Dr. Querine Hanlon founded SCG in 2013 on the premise that donor and recipient efforts are most sustainable and successful when assistance is designed and delivered as part of a strategic capacity building approach.  As Dr. Hanlon and fellow founding Board Member Dr. Richard H. Shultz, Jr., wrote in Prioritizing Security Sector Reform, today’s fragile environments feature states that cannot fulfill their most basic function because “security sector institutions and forces are absent, ineffective, predatory, or illegitimate…. An SSR approach builds forces that protect populations and partner governments rather than exploit and prey on them. Such an approach also provides a smaller-footprint, less costly alternative to a larger nation-building effort. Because it focuses more narrowly on the security sector but with an approach aimed at improving how the security sector is governed, SSR is designed to address the security sector dysfunctions that impede other social, political, and economic reforms.” 

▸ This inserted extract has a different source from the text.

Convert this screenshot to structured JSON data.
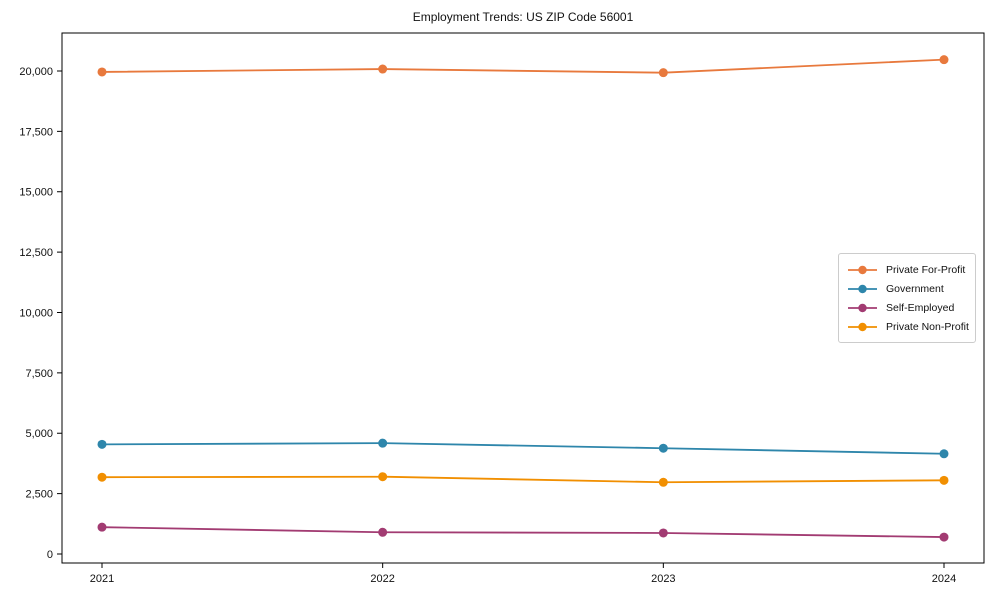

Dr. Querine Hanlon’s capacity building and institution building experience in government and implementing programs for both the U.S. Department of Defense and U.S. Department of State shaped  SCG’s mission and SCG’s articulation of a clear problem – solution set. The prevailing approach of funding tools and equipment over sustainable reform—strategic capacity building—proved  shortsighted, created misleading evidence of progress, and generated very low return on investment (ROI). Reflected in both the name and mission of the organization, strategic capacity building transforms security sectors by building human capacity through training and advising and develops institutional capacity by strengthening iterative functions and processes such as operations, planning, training, human resources, and budgeting. By embedding tools—and the know-how to use them—into institutional processes, SCG ensures reforms can be replicated over time. Put simply, SCG’s goal is “change that sticks.”

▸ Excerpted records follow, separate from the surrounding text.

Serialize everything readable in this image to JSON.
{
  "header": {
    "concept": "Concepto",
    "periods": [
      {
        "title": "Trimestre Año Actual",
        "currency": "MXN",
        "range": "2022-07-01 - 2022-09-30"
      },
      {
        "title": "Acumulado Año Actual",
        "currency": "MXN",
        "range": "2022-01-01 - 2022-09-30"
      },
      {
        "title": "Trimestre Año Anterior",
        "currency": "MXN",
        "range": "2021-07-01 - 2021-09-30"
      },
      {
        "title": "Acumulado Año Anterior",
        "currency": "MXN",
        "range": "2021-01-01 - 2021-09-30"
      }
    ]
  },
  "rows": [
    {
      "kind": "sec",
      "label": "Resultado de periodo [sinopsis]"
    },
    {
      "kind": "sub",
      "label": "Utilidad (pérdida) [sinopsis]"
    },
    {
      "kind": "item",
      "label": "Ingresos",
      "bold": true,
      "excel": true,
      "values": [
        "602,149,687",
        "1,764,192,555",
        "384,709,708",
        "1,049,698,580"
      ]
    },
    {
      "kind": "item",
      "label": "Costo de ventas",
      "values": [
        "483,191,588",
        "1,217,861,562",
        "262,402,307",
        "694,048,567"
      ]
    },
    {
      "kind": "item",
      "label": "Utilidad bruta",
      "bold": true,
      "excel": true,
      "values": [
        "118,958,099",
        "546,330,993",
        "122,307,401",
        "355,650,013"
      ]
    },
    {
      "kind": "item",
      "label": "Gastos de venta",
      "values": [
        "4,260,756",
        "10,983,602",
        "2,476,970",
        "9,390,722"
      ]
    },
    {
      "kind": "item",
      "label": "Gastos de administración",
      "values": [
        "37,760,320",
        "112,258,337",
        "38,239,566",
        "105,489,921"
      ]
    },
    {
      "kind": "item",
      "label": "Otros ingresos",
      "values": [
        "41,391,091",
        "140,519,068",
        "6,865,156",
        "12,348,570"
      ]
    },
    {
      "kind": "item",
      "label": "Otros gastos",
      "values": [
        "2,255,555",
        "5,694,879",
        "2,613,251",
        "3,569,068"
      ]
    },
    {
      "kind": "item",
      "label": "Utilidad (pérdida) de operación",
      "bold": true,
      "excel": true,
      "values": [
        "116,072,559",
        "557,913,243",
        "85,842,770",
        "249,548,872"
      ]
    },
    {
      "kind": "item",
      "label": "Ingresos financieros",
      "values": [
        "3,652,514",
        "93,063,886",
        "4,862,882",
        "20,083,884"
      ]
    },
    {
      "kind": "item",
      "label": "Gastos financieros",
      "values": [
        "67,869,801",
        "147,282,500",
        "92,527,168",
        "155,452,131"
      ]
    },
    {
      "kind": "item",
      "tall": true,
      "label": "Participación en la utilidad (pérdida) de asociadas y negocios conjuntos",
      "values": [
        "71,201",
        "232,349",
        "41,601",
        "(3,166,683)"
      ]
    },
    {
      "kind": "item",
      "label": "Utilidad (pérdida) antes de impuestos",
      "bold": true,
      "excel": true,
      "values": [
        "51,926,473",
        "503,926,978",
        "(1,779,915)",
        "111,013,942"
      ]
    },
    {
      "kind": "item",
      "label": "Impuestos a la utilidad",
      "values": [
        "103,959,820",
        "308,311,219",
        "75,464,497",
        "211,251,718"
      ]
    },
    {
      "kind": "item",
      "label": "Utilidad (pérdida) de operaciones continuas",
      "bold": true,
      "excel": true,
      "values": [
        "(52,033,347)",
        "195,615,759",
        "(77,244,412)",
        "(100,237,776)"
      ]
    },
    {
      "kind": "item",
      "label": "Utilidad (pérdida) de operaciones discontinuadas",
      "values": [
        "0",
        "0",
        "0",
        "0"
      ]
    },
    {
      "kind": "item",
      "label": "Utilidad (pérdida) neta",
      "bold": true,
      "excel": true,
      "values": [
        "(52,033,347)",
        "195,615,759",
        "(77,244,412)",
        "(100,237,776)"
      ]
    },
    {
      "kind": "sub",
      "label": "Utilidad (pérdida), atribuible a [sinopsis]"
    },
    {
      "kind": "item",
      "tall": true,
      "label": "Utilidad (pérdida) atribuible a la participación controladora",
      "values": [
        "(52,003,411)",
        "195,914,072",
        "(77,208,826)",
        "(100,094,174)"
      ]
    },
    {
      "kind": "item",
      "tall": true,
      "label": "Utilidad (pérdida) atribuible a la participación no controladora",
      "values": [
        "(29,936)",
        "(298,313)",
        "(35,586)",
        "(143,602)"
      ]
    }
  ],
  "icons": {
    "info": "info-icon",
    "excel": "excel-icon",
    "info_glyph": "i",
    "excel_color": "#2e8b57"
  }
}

In the more than a decade since its founding, SCG remains at the forefront of shaping the future of security sector reform through innovative programming. From its first project supporting border security reforms in Tunisia, SCG’s programming has expanded worldwide to include maritime security and forensics reform in the Caribbean, media and strategic communications programming in Asia and Africa, training institution and curricular reform in Africa and Latin America, and police, public order, and corrections reforms worldwide.  SCG has also served as a trusted partner, advising governments and organizations how to design and implement innovative and impactful security sector programming around the world that advances security and delivers measurable results.

Tools and Solutions

  • Embedding security sector best practices;
  • Building intellectual and institutional capital;
  • Producing substantive threat, institutional, and gap assessments;
  • Conducting monitoring and evaluation of security sector assistance programs;
  • Producing policy relevant guidance and research;
  • Facilitating regional cross-border engagement and inter-ministerial coordination;
  • Training and educating mid- and high-ranking officials, military and civilian security officers, and civil society; and
  • Designing modernization programs for military and law enforcement academies.​

Strategic Capacity delivers sustainable change.